False choices dominate our discussions around creating jobs and prosperity for the people who have been left behind by the modern economy. On the “right” we have false choices between jobs, protecting the environment, and just policies towards our diverse inhabitants including the immigrants who helped build this country. On the elite “left” we have the false belief that technology has all the answers for the economy.
The view of the techno-ideologists: Technology will continue to replace working class jobs and there is nothing we can do to shape the march towards future technological innovations as they systematically annihilate jobs – as if the technological machine has its own mind, its own will. The extraordinarily uncompassionate answer to those who found meaning building something with their bodies, with their hands, or as a team: go to code school. Yep, you heard me. Go to code school in your late 40s, set aside any experience or talent you previously had, so you can sit with a long row of coders half you age and far more technologically agile and stare at a computer screen until the moment when that job has also been replaced by the very technology you helped build. Or, alternatively, they receive a shrug as if there is just nothing to be done about it.

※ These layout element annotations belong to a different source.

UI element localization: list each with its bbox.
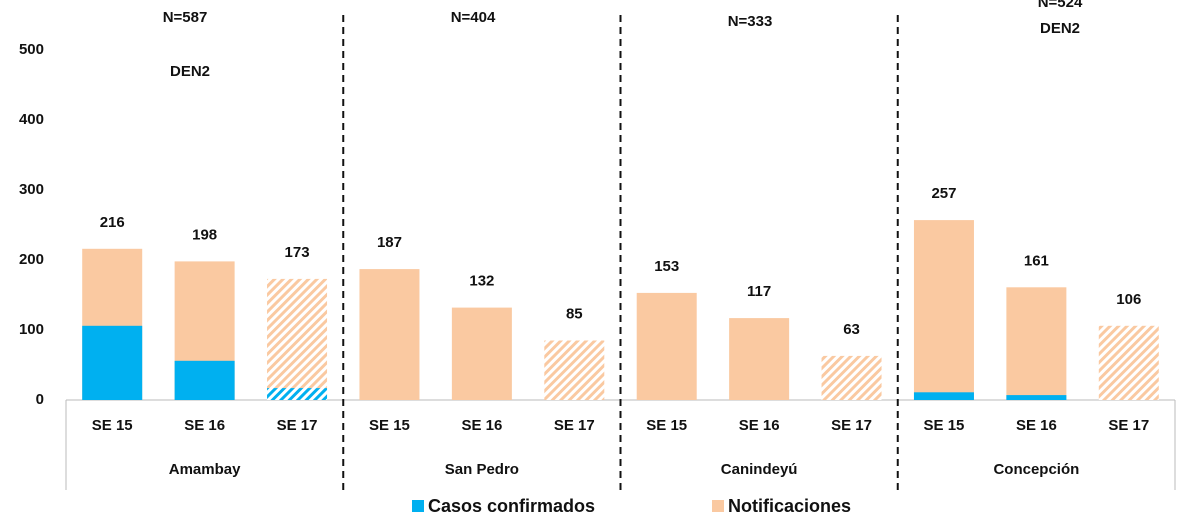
bar (636, 292, 697, 400)
y-tick-label: 300 (19, 181, 44, 198)
bar (913, 392, 974, 400)
x-tick-label: SE 17 (1108, 417, 1149, 434)
data-label: 132 (469, 273, 494, 290)
bar (267, 388, 328, 400)
annotation: DEN2 (170, 63, 210, 80)
x-tick-label: SE 17 (277, 417, 318, 434)
x-tick-label: SE 15 (646, 417, 687, 434)
annotation: N=404 (451, 9, 496, 26)
y-tick-label: 0 (36, 391, 44, 408)
bar (544, 340, 605, 400)
x-tick-label: SE 16 (461, 417, 502, 434)
bar (174, 360, 235, 400)
y-tick-label: 200 (19, 251, 44, 268)
bar (451, 307, 512, 400)
y-tick-label: 100 (19, 321, 44, 338)
data-label: 85 (566, 305, 583, 322)
x-tick-label: SE 17 (554, 417, 595, 434)
x-tick-label: SE 15 (92, 417, 133, 434)
annotation: DEN2 (1040, 20, 1080, 37)
data-label: 198 (192, 226, 217, 243)
x-tick-label: SE 17 (831, 417, 872, 434)
y-tick-label: 400 (19, 111, 44, 128)
bar (82, 325, 143, 400)
x-tick-label: SE 15 (924, 417, 965, 434)
data-label: 117 (747, 283, 771, 300)
bar (821, 355, 882, 400)
bar (729, 318, 790, 400)
bar (1006, 395, 1067, 400)
annotation: N=524 (1038, 0, 1083, 11)
x-tick-label: SE 16 (1016, 417, 1057, 434)
group-label: Canindeyú (721, 461, 798, 478)
bar (359, 269, 420, 400)
data-label: 63 (843, 321, 860, 338)
data-label: 173 (285, 244, 310, 261)
group-label: Concepción (993, 461, 1079, 478)
group-label: San Pedro (445, 461, 519, 478)
bar (1006, 287, 1067, 400)
x-tick-label: SE 15 (369, 417, 410, 434)
annotation: N=333 (728, 13, 773, 30)
legend-swatch (712, 500, 724, 512)
data-label: 106 (1116, 291, 1141, 308)
data-label: 161 (1024, 252, 1049, 269)
x-tick-label: SE 16 (184, 417, 225, 434)
bar (913, 220, 974, 400)
bar (267, 278, 328, 400)
data-label: 187 (377, 234, 402, 251)
data-label: 257 (931, 185, 956, 202)
bar (1098, 325, 1159, 400)
data-label: 153 (654, 258, 679, 275)
legend-swatch (412, 500, 424, 512)
x-tick-label: SE 16 (739, 417, 780, 434)
annotation: N=587 (163, 9, 208, 26)
group-label: Amambay (169, 461, 241, 478)
legend-label: Casos confirmados (428, 496, 595, 516)
y-tick-label: 500 (19, 41, 44, 58)
data-label: 216 (100, 214, 125, 231)
legend-label: Notificaciones (728, 496, 851, 516)
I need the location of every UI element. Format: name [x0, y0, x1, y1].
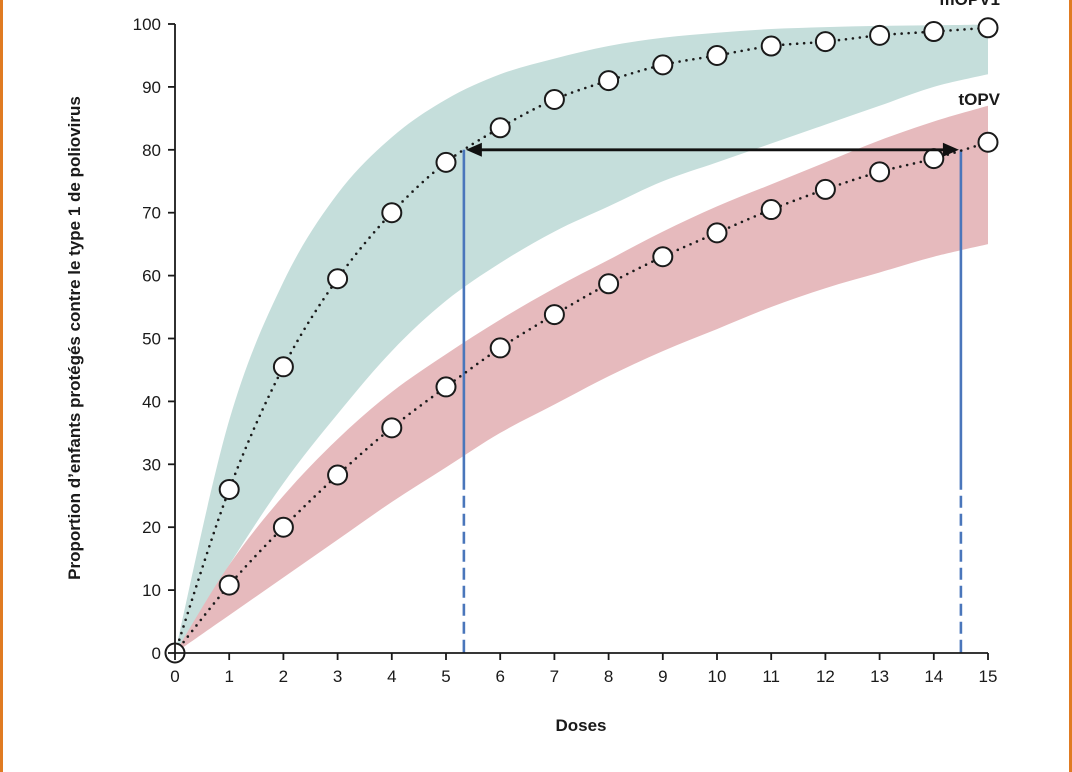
band-topv: [175, 105, 988, 654]
point-mopv1-9: [652, 54, 674, 76]
y-tick-label-100: 100: [133, 15, 161, 34]
point-topv-6: [489, 337, 511, 359]
point-mopv1-4: [381, 202, 403, 224]
point-mopv1-7: [543, 88, 565, 110]
y-tick-label-80: 80: [142, 141, 161, 160]
point-topv-4: [381, 417, 403, 439]
point-mopv1-11: [760, 35, 782, 57]
point-mopv1-2: [272, 356, 294, 378]
point-topv-1: [218, 574, 240, 596]
x-tick-label-5: 5: [441, 667, 450, 686]
y-tick-label-90: 90: [142, 78, 161, 97]
y-tick-label-70: 70: [142, 204, 161, 223]
point-topv-7: [543, 304, 565, 326]
point-topv-13: [869, 161, 891, 183]
x-tick-label-10: 10: [708, 667, 727, 686]
reference-lines-layer: [462, 149, 963, 653]
point-topv-9: [652, 246, 674, 268]
point-topv-8: [598, 273, 620, 295]
series-label-mopv1: mOPV1: [940, 0, 1000, 9]
x-tick-label-15: 15: [979, 667, 998, 686]
arrow-head-left: [465, 142, 482, 157]
markers-layer: [164, 17, 999, 664]
x-tick-label-6: 6: [495, 667, 504, 686]
x-tick-label-13: 13: [870, 667, 889, 686]
y-tick-label-50: 50: [142, 330, 161, 349]
x-tick-label-0: 0: [170, 667, 179, 686]
x-tick-label-14: 14: [924, 667, 943, 686]
point-mopv1-10: [706, 44, 728, 66]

Photo from  Campfire Capital  

Photo from Campfire Capital 

And perhaps some think that it is just acceptable to leave these people out of the economy, leave them with the scraps of part-time jobs working the fast-food window, stocking Wal-Mart, and then coming with there hands extended for help for cancer treatment, food, drug rehabilitation, federal aid for homes destroyed by climate disasters – having been denied the dignity of a job that meets their basic needs.
Or the sad state of affairs the profiteering leadership on the right is engineering crippling environmental, health and safety regulations, turning up the gas on projects that trudge ahead toward a climate catastrophe with unimaginable economic and social consequences, or centralizing a police state amassing power by exploiting fear to control our movement, control what we say and violently violate the physical and spiritual rights of its people. This is not how we create jobs. It is how we create war, divisiveness, destruction.
Why is it so harmful to pretend false choices with respect to our most significant national challenges? Because it shuts down problem solving for real solutions. Because it distracts us from ever having the right conversations. Because it turns allies into enemies so we can’t even sit with one another and talk about the things that are most meaningful to us: our livelihoods, keeping our loved ones safe, plotting our national course so that our children and grandchildren have opportunities and a safe world to live in.

Photo by Ryan Henriksen for below New York Times  article

Photo by Ryan Henriksen for below New York Times article

And there is so much I don’t know because I’ve been just as isolated as anyone. For example, an article in the New York Times this past Sunday, In America’s Heartland, Discussing Climate Change Without Saying ‘Climate Change,’ talks about the perspectives of farmers in the Midwest regarding climate change and environmental regulation. They are rightly frustrated with environmentalists on the left who wrongly assume that they don’t care about the environment even though the environment arguably impacts them more than anyone. And there are valid perspectives on instances where environmental regulations came down on them, crafted by people who don’t know a thing about farming or the way they make a living, that caused real hardship for them and in some cases were ideological rather than pragmatic. And the reality is that we need to have real dialogue to come up with solutions that actually work for people and not just on paper.

So lets call false choices for what they are: BS. 

Now I can’t say how to create jobs in other fields, but I can say that technology will enable a business model for my company that would never have been possible, namely made to measure garments. Yet, with equal attention I am mindful of where technology enables me to create high quality jobs for sewers and manufacturing personnel. And I know this requires extra attention and intention to ensure that people are still a valuable part of the process. But I don’t want to work in a company comprised of robots and miserable, isolated individuals. Indeed what I am building is all about connection: connection to our garments and the people, animals and resources behind them, connection to our tribe as women, connection to our power and to our world.
In the end, it is all about intention. Intention to build a new, green world fueled by the talent and power of people, for the people and for this great Earth we hold dearly.